3) Is there some log someplace that i can see exactly what is happening with the certificated in SM ?

www.HawaiianHope.org - Providing technology services to non profit organizations, low income families, homeless shelters, clean and sober houses and prisoner reentry programs. Since 2015, We have refurbished over 11,000 Computers !

6 Replies

Reply to Thread
0
Zach Sylvester Replied
5/20/2024 at 5:02 PM
Employee Post
Hello Curtis, 

Thank you for getting in touch about this. We have observed this issue occurring when Let's Encrypt imposes rate limits on your IP address. We have a solution for this in the beta version. Could you please open a ticket so that we can investigate this matter further?

Kind regards,
Zach Sylvester System/Network Administrator SmarterTools Inc. (877) 357-6278 www.smartertools.com
0
Thanks. I actually have a ticket about the SSL thing from Back in february when I first set up SM. Looks like it is actually the same issue. I will reopen that one.
www.HawaiianHope.org - Providing technology services to non profit organizations, low income families, homeless shelters, clean and sober houses and prisoner reentry programs. Since 2015, We have refurbished over 11,000 Computers !
0
Actually it woudl not let me reopen that one. I just created a new one.
www.HawaiianHope.org - Providing technology services to non profit organizations, low income families, homeless shelters, clean and sober houses and prisoner reentry programs. Since 2015, We have refurbished over 11,000 Computers !
0
SO, This is still not resolved. SM Support basically told me that SmarterMail is not compatible with Plesk and i need to choose between plesk and SmarterMail. Then they told me to contact plesk as it seems plesk is intercepting the certificate renewals.
So, I am back to the same 3 original questions I posted above.
Can someone please answer them.
www.HawaiianHope.org - Providing technology services to non profit organizations, low income families, homeless shelters, clean and sober houses and prisoner reentry programs. Since 2015, We have refurbished over 11,000 Computers !
0
Marc Rainville Replied
5/28/2024 at 8:40 AM
Employee Post Marked As Answer
1) What is the time line or schedule that SmarterMail will automatically retry to install a Lets Encrypt Cert ? Is it once a day, once every 12 hours, once every 15 minutes, what ?  When should i expect it to retry and potentially work?
  • Every 6 hours it will retry
2) Is there a way to click some button someplace and get SM to forcibly retry to create the certificate on demand ? ("do it now") ?  If not, there should be.
  • There is a "Resolve Conflicts" action that will force a retry, to avoid rate limiting issues, it will only allow you to force a reorder every 2 hours.
3) Is there some log someplace that i can see exactly what is happening with the certificated in SM ?
  • Certificates log, prefixed by "ACME:" will show the requests to let's encrypt.

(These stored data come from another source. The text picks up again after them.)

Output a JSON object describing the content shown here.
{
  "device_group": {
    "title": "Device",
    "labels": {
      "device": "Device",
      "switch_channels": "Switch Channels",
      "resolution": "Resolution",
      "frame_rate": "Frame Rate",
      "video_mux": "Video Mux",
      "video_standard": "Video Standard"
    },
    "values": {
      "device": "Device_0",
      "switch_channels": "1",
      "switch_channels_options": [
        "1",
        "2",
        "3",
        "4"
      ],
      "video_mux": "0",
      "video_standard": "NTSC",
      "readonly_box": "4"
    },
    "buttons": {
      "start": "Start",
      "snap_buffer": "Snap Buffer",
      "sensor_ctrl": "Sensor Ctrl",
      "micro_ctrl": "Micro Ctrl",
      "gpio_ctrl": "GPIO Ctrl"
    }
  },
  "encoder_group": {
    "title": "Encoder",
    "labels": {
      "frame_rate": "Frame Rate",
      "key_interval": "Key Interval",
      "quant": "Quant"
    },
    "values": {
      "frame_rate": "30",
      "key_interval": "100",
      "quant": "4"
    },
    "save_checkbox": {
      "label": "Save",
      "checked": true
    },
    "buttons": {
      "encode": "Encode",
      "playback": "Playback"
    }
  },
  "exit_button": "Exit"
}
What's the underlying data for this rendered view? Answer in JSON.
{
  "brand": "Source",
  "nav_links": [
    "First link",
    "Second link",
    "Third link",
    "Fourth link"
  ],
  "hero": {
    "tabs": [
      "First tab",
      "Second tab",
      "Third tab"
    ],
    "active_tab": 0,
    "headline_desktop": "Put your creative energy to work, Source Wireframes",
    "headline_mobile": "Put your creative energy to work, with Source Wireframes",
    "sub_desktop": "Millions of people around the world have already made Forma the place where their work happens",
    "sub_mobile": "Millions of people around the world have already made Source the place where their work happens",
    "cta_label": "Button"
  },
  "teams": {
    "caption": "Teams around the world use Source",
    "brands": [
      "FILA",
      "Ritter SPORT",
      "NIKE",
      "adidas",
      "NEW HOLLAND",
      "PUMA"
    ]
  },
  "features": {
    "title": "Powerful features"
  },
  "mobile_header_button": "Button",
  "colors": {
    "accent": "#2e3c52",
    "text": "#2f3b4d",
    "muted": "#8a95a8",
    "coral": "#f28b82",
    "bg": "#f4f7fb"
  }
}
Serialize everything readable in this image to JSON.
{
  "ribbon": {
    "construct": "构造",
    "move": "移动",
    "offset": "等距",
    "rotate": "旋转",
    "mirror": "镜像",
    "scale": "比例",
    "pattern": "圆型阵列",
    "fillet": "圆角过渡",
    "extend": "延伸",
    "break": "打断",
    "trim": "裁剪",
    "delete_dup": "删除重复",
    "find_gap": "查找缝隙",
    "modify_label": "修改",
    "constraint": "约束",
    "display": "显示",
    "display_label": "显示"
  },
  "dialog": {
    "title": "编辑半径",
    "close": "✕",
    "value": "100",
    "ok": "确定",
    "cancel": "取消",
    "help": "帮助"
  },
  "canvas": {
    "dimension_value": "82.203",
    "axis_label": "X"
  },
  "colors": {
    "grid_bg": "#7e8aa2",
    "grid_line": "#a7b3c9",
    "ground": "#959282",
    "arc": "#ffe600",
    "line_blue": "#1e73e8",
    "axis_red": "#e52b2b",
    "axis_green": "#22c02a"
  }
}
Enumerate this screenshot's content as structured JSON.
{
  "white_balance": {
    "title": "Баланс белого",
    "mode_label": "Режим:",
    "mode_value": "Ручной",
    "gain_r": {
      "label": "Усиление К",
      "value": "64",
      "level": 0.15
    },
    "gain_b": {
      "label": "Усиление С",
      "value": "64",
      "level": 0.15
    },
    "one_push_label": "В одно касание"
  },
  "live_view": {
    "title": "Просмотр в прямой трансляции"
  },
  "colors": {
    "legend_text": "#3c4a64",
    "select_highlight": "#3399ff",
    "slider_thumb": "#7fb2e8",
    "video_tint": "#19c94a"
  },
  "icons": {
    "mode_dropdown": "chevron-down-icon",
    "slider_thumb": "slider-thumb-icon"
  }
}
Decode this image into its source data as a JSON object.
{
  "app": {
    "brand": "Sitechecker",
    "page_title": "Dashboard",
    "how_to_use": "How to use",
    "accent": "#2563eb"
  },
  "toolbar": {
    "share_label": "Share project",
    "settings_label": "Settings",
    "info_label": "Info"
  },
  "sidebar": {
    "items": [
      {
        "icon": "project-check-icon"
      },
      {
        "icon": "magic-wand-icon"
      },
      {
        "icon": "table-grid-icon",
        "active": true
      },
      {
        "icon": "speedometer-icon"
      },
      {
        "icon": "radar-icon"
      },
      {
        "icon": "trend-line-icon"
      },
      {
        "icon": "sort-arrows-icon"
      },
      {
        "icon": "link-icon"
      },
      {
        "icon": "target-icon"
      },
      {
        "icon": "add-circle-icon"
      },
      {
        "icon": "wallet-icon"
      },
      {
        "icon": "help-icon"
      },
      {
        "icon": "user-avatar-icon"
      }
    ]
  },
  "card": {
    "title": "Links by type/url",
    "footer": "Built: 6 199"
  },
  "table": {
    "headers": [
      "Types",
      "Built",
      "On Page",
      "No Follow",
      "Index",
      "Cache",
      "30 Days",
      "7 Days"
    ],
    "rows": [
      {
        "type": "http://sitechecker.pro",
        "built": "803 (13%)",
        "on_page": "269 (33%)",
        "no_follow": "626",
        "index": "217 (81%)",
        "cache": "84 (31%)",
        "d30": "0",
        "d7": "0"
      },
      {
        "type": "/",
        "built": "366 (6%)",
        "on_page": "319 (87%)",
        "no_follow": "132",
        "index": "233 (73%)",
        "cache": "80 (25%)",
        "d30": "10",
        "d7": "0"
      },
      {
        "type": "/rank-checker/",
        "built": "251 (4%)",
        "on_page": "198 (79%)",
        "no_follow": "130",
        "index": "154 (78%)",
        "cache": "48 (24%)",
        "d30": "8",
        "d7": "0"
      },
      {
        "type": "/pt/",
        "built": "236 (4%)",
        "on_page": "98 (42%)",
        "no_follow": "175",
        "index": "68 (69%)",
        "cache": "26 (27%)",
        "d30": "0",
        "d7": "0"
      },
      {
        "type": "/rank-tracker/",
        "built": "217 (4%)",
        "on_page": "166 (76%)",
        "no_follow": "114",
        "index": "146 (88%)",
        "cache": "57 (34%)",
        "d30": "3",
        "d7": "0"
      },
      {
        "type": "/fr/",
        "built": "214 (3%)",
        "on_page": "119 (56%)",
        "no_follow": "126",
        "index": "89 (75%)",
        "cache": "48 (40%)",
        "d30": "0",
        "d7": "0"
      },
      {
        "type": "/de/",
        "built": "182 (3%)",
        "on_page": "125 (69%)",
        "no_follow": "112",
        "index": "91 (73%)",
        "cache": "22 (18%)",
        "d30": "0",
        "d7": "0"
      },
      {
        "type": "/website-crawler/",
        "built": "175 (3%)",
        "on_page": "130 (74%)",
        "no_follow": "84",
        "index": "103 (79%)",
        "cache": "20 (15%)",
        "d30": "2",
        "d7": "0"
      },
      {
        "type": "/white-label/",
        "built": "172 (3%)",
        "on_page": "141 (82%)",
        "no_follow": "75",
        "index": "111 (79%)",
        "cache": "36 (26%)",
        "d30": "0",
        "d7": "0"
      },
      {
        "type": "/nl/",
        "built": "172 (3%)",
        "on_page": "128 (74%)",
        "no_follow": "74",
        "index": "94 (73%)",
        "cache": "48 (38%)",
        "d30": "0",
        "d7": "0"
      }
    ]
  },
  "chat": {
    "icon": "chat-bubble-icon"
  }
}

There were improvements to the logging and some renewal logic in build 8909 so I recommend upgrading if you have not already.
Marc Rainville Software Developer SmarterTools Inc. (877) 357-6278 www.smartertools.com
0
Thanks. 
I am having plesk guys take a look at this again and see if there is some work around, since they are intercepting,  A number of years ago (7-10 ??) , wasn't plesk one of the like partner agencies with smartertools ? Your products seemed to work flawlessly together back then.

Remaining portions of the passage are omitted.